Coeur d'Alene River Report
August 14, 2017
St.Joe River Fishing Report
The Joe has been fantastic of late. Even with the heatwave, this stream produces fish all day long. I fished up there for two days last week and had two great days. Fish were receptive to all sorts of things, including small beadheads, beetles, ants, hoppers of many sizes and colors, PMDs, caddis and even some small streamers. A parachute Madam X with a small Pheasant Tail dropper was a great rig. I ran my dropper maybe 12-18” behind the hopper, but actually got more eats on the dry than the dropper.
I fished quite a bit of water ranging from the upper river above Gold Creek and Red Ives all the way down low to Marble Creek. All fished great. This week should be dynamite as we are suppose to get a change in the weather, meaning 70s and 80s and a chance of showers. This should do wonders for the St. Joe and other rivers. Floating is still a great option on the lower end of the river and I’m getting great reports from folks drifting from Marble Creek downstream to Big Eddy. So if you have a chance to get out next week in the cooler temps, I envy you!
Coeur d’ Alene River Fishing Report
The Coeur d Alene River has been fishing decent. Again, the hot spell for the past couple of weeks put a damper on fishing here. The evenings and early mornings have been good, but the CDA is a bit of a struggle during midday hours. The cool down this coming week will help. Purple Hazes, PMDs, small PMXs in yellow and lime, and mid-to smaller Morish Hoppers are good bets. Beetles and ants are a good choice behind your hopper. Swinging soft hackles in the evenings during the caddis hatch work wonders, too.

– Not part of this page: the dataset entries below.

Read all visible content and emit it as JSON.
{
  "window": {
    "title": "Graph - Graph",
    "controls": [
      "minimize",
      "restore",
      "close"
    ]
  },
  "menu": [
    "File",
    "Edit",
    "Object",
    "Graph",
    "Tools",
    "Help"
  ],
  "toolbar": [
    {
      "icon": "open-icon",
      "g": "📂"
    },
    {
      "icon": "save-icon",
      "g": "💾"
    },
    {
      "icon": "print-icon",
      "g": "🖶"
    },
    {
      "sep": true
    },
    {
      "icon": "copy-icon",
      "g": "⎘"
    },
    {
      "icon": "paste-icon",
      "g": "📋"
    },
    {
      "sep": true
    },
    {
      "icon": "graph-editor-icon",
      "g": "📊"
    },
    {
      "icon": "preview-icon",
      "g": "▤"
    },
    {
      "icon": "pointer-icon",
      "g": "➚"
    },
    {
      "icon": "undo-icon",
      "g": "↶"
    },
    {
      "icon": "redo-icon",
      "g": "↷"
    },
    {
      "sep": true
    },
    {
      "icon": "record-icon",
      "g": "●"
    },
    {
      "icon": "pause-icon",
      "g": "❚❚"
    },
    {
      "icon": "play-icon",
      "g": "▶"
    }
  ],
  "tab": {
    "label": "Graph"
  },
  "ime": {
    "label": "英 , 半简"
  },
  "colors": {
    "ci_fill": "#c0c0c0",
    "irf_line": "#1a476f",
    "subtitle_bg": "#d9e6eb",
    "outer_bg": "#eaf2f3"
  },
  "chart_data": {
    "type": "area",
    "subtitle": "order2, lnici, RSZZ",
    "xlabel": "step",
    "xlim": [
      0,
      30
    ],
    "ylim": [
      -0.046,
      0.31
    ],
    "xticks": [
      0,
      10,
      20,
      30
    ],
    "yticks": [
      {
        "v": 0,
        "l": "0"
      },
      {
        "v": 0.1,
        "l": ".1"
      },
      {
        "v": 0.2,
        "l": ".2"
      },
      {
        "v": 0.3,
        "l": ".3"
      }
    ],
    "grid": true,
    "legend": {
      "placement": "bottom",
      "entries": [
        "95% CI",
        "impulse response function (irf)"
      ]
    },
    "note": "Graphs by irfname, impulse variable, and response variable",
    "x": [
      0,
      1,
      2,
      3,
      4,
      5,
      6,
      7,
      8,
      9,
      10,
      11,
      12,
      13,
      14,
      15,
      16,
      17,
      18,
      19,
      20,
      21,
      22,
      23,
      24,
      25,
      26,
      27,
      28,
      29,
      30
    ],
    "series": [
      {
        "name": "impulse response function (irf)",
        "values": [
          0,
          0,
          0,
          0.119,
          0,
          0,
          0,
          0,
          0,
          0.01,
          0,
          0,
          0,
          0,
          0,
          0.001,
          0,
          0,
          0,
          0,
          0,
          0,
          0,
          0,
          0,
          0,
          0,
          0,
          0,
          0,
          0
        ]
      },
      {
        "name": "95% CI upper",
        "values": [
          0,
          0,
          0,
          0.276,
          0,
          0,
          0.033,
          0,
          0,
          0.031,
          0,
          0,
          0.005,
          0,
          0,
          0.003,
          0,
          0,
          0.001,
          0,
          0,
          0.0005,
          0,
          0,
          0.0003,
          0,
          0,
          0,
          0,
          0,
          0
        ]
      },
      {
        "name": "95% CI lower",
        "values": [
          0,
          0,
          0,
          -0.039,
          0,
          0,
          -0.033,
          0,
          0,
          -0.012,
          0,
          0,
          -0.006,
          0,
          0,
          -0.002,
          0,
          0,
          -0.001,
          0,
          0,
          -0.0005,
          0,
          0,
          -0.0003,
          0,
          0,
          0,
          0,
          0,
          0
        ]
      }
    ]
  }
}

Don' be afraid to pull a big black or olive streamer through the run you just fished with your dries. Still hearing of decent streamer fishing on the CDA.Clark Fork River Fishing Report
The Clark Fork River in Montana (near St. Regis) has been good. Pick your battles though. At daybreak look for trout in the flats sipping Tricos. Also look for an egg laying caddis bouncing around from the previous night. A small #14 or 18 caddis, skated or twitched with a soft hackle behind, produces well. Large hoppers or Chernobyls tight to the banks will roll some big boys, but try running a simple black beetle behind the big fly for the picky fish. You may get three out of 10 fish to eat the big hopper, which is fun, but the beetle can up your counts a bunch. PMD's will be around early, too. Match them with small #16’s-20’s. A good combo is a PMD Sparkle Dun or Comparadun with a Trico spinner as a dropper behind. That works well on sippers. A big crayfish imitation will get some looks too. Strip them fast and don't be afraid to look for fish in pretty skinny water early in the morning—they may surprise you. Small beadhead rigs in the foam-lines and rock walls will get them as well. Evenings will be fantastic with tons of caddis about and PED (pale evening dun) spinners as well. In the evenings, downsize your caddis to #16-20 and run a small caddis emerger or soft hackle behind it.